Before the court — A lot of attention will be directed to the Supreme Court of the United States (SCOTUS) as it takes up a North Carolina redistricting case that could determine the future of elections nationwide, including Florida’s. The case known as Moore v. Harper centers around whether or not state courts are allowed to play a role when it comes to regulating federal elections — something known as the “independent state legislature” theory.
Editor: read this NY Times opinion article to learn more about the potential impact of this SCOTUS case.
The local angle — Amid the back-and-forth and predictions of chaos surrounding the case, any substantive ruling could have major reverberations in Florida.
Ongoing litigation — The state’s current congressional redistricting plans — plans that were essentially written by the administration of Gov. Ron DeSantis and blessed by the Florida Legislature — are being challenged in both federal and state courts. One of those challenges contends that the current map, which led to Republicans picking up four seats and helped the GOP win the U.S. House, violates the Fair Districts constitutional amendment adopted by voters in 2010. That measure was supposed to end partisan gerrymandering.
Context — The legal challenge in state court relies heavily on past Florida Supreme Court decisions that reinforced the power of that amendment, including one from 2015 that threw out a congressional map drawn up by the Florida Legislature. That map was tossed because it was concluded that legislators had secretly schemed with GOP political consultants to sidestep the requirements of the citizen initiative.

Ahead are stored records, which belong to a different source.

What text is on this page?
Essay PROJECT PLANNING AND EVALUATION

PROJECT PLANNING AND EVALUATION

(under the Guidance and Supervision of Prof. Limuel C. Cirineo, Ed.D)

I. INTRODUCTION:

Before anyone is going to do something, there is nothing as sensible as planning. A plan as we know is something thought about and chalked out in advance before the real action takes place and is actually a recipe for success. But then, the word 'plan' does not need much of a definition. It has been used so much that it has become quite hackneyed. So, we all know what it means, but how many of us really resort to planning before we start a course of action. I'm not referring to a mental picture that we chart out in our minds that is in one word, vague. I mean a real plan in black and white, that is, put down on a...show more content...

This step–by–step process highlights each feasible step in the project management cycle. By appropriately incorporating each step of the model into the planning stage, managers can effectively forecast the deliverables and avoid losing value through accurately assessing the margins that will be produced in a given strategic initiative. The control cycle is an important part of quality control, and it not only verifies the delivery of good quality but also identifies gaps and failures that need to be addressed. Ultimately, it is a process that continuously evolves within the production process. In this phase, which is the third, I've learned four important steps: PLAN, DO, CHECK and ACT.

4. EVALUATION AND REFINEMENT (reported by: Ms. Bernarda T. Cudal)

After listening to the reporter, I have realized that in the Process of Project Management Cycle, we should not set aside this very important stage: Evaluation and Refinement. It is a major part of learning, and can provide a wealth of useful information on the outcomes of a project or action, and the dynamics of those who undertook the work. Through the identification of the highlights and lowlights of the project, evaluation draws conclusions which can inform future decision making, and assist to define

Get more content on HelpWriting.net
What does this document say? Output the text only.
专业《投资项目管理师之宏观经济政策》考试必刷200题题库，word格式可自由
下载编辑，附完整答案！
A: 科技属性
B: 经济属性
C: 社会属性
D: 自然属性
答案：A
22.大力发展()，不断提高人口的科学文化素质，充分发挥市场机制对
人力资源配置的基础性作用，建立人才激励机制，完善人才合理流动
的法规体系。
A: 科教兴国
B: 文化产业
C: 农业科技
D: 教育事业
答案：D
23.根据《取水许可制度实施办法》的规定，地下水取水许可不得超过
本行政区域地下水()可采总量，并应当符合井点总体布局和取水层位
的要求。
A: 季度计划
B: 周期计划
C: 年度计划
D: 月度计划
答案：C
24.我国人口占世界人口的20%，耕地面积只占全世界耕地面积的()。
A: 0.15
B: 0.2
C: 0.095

Just three years ago — In 2019, the U.S. Supreme Court handed down another redistricting-related decision that name-checked the Fair Districts amendment and stated that “provisions in state statutes and state constitutions can provide standards and guidance for state courts to apply.” Of course, that was then, this is now.
Amicus time — In late October, Fair Districts Now filed an amicus brief in the North Carolina case where lawyers for the group said they were concerned “this court will go back on its word and hold that state courts are indeed powerless to address partisan gerrymandering — or any other aspect of federal elections.” The brief called the Fair Districts amendment a “permissible check on the Florida Legislature’s redistricting authority” and “that amendment was a forceful response by Florida’s polity to the decades of brazen gerrymandering perpetrated by elected officials of both parties.”
Been here before — The brief also notes that initial federal legal challenges to the Fair Districts amendment by the Florida House and two members of Congress argued that it did violate the elections clause and the power of the Legislature. The courts struck down those challenges.
Not everyone is a fan — There are of course plenty of political consultants, especially those who are Republican, who would like to see Fair Districts junked. They contend not only does it improperly limit the Legislature but that it has proven unwieldy and impossible to follow. Worth noting: A ruling by the U.S. Supreme Court would likely come next summer just as the other legal challenges could be at full throttle.